If you want a santoku you can maintain the same way you maintain the rest of your German-steel kitchen knives, buy the Wüsthof Classic 7-Inch Santoku. It does the job without asking you to change your habits. If the Zwilling Pro’s bolster design sounds more suited to how you hold a knife, that’s a reasonable alternative in the same steel category. I reviewed the Zwilling J.A. Henckels Chef Knife separately and the brand’s construction quality is consistent.
If you sharpen on whetstones and are deliberately buying into Japanese steel, the Shun Classic is the premium-tier choice. The Yoshihiro is for buyers who know what they’re signing up for.
One practical note on length: the 5-inch santoku category is worth considering if your prep work is detail-oriented rather than volume-oriented. I looked at that category in this 5 inch santoku knife review.
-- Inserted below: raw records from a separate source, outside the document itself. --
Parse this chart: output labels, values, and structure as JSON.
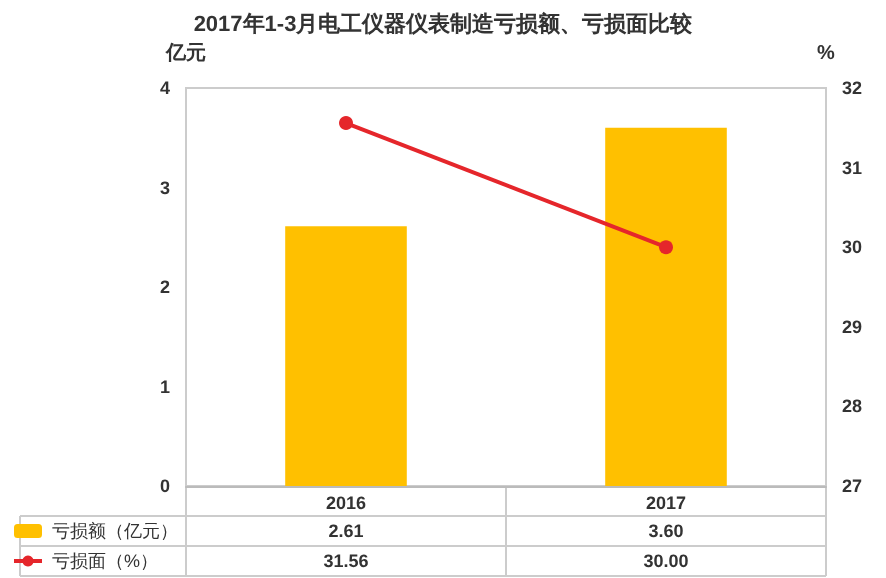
{
  "chart_data": {
    "type": "bar",
    "title": "2017年1-3月电工仪器仪表制造亏损额、亏损面比较",
    "ylabel": "亿元",
    "y2label": "%",
    "categories": [
      "2016",
      "2017"
    ],
    "series": [
      {
        "name": "亏损额（亿元）",
        "color": "#ffc000",
        "values": [
          2.61,
          3.6
        ],
        "value_labels": [
          "2.61",
          "3.60"
        ]
      },
      {
        "name": "亏损面（%）",
        "type": "line",
        "axis": "y2",
        "color": "#e5262b",
        "values": [
          31.56,
          30.0
        ],
        "value_labels": [
          "31.56",
          "30.00"
        ]
      }
    ],
    "ylim": [
      0,
      4
    ],
    "yticks": [
      0,
      1,
      2,
      3,
      4
    ],
    "y2lim": [
      27,
      32
    ],
    "y2ticks": [
      27,
      28,
      29,
      30,
      31,
      32
    ],
    "marker": "circle",
    "legend": "bottom left",
    "grid": false
  }
}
For most general cooking, the 7-inch is the right default.
You can find everything adjacent to this purchase in the Knives & Sharpeners section, including sharpening tools that actually match the steel you’re buying.
Frequently Asked Questions
Is the Wüsthof Classic santoku better than a Wüsthof chef’s knife?
It depends on how you cut. The santoku has a flatter blade profile and shorter length that suits push-cutting and vegetable-focused prep. The chef’s knife handles a wider range of tasks, including rock-chopping and work on larger cuts of meat. Many cooks own both and reach for the santoku on most days and the chef’s knife when the ingredient demands it. Neither is universally better.
Do I need to sharpen a Wüsthof santoku differently than a chef’s knife?
No. The Wüsthof Classic santoku uses the same X50CrMoV15 steel as their chef’s knife and responds to the same maintenance routine. A honing rod before each use, and a pull-through sharpener or whetstone every few months depending on use frequency. The 14-degree edge angle is sharper than older Wüsthof standards, so use a rod designed for that geometry if you’re buying new equipment.
Can I put any of these santoku knives in the dishwasher?
No. All four knives covered here should be hand-washed and dried immediately. Dishwasher heat and detergent degrade handles, damage edges, and cause corrosion. This is non-negotiable for the Yoshihiro, which will rust visibly from dishwasher exposure. For the German steel knives it’s still inadvisable even if they’ll technically survive a cycle.
How often does a santoku need to be honed versus sharpened?
Honing (realigning the edge without removing metal) should happen every few uses for German steel knives and more carefully for Japanese steel. Sharpening (removing metal to reset the edge) is needed less often. For a Wüsthof or Zwilling used daily, sharpening two to three times a year is a reasonable baseline. For a Shun or Yoshihiro, frequency depends on use, but the process requires a whetstone rather than a pull-through sharpener, which can damage the thinner edge geometry.
What’s the practical difference between the Wüsthof Classic and the Wüsthof Ikon santoku?
The Classic uses a traditional triple-riveted POM handle. The Ikon uses a contoured synthetic handle with a different bolster design intended for better ergonomics. The steel and blade performance are comparable between the two lines. The Ikon commands a higher price within the Wüsthof range. If the handle shape feels better in your hand, the premium is defensible. If you’re buying based on blade performance alone, the Classic delivers equivalent results.